Freinage réussi pour Rosetta

Freinage réussi pour Rosetta
La sonde de l’ESA a allumé ses propulseurs dans la nuit du 21 au 22 mai. Sa vitesse d’approche vers son objectif, la comète Churyumov-Gerasimenko, a été diminuée comme prévu. Six autres freinages doivent être accomplis d’ici la fin juillet.



À l’ESOC à Darmstadt, «tour de contrôle» des satellites et sondes de l’ESA, on surveille la manœuvre de Rosetta pendant la nuit du 21 au 22 mai. De gauche à droite : Paolo Ferri (directeur des opérations à l’ESA), Sylvain Lodiot (assis et responsable des opérations de la sonde) et Fred Jansen (manager de la mission Rosetta). L’ESA a précisé qu’à 02h30 du matin le 22 mai, Rosetta avait passé la distance symbolique du million de kilomètres par rapport à la comète : la sonde se rapproche inexorablement vers son objectif !
Crédit : ESA


Comme planifié (voir cet article), Rosetta a allumé 4 propulseurs le 21 mai à 17h23 heure française. Ceux-ci étant orientés «vers l’avant», ils ont agi comme des rétrofusées, faisant perdre de la vitesse à la sonde et plus exactement de la vitesse relative par rapport à la comète 67P/Churyumov-Gerasimenko. Le but était de passer de 2.714 km/h (plus de deux fois la vitesse du son, mais dans le vide spatial cette notion n’a pas vraiment de sens) à 1.667 km/h. Au centre ESOC (European Space Operations Centre) de l’Agence Spatiale Européenne (ESA) à Darmstadt, les contrôleurs ont surveillé le déroulement des opérations. Dans la matinée du 22 mai, deux tweets (voir ci-dessous) annonçaient la satisfaction des personnes impliquées. «Mon équipe est heureuse», a-t-on même fait dire à Rosetta via son fil Twitter officiel.

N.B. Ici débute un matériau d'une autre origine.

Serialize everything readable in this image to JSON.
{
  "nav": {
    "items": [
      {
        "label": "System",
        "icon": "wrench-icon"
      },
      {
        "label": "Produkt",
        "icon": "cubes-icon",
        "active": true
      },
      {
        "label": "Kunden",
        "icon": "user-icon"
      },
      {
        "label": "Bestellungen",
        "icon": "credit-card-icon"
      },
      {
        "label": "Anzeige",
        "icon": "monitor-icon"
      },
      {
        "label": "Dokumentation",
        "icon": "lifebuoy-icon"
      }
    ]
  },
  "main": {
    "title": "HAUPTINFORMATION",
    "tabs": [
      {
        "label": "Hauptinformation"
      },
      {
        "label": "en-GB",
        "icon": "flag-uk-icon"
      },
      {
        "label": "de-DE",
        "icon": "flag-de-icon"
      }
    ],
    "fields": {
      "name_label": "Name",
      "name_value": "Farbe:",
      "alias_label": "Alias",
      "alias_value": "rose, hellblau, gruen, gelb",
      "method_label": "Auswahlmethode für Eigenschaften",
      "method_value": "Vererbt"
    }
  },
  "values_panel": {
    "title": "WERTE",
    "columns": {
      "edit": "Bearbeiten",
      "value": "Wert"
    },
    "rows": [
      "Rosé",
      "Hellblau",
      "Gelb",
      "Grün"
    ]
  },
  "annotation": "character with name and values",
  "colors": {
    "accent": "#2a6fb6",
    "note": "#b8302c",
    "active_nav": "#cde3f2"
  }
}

L’allumage a au final duré moins de 8 heures et exactement 7 heures et 16 minutes. L’arrêt des propulseurs est donc intervenu à minuit passé de 39 minutes le 22 mai. Ce «Big Burn» (gros allumage) comme l’appelle l’ESA a consommé 218 kg d’ergols. Et il s’agit du plus important en terme de perte de vélocité puisque la sonde a ainsi ralenti en théorie de 290,89 mètres par seconde. Le prochain prévu pour le 4 juin est similaire toutefois en importance avec une chute de vitesse souhaitée de 270,98 m/s. Par la suite, 5 autres freinages seront réalisés le 18 juin, et les 2, 9, 16 et 23 juillet avec des ralentissements de plus en plus modestes allant de 90,76 m/s pour le premier à 4,62 m/s pour le dernier.
Le but consiste à arriver à proximité de la comète avec peu de vitesse relative (en l’occurrence 3,6 km/h) afin de ne pas dépasser son noyau d’environ 4 à 5 km de large et de réussir à se placer en orbite autour de celui-ci au mois d’août (une première).
Pour revenir au «Big Burn» de la nuit du 21 au 22 mai, il va falloir attendre quelques jours pour vérifier si la chute de vitesse attendue est exactement celle prévue. Sylvain Lodiot, responsable des opérations de Rosetta, est toutefois confiant : «Les moteurs et le système de propulsion dans son ensemble ont très bien fonctionné». De plus, l’avantage de procéder par étapes pour le ralentissement de Rosetta est justement de pouvoir réaliser des ajustements (en modifiant les paramètres du freinage suivant) en cas de léger décalage par rapport au résultat attendu.


Maquette de Rosetta suspendue au sein de l’exposition Explorations Extrêmes à la Cité de l’espace à Toulouse. En bas, au fond, remarquez la reproduction taille réelle de l’atterrisseur Philae au sein d’un décor reconstituant la surface de Churyumov-Gerasimenko. Rosetta transporte en effet ce robot de 100 kg qui sera en novembre prochain le premier engin à ce poser sur un noyau de comète.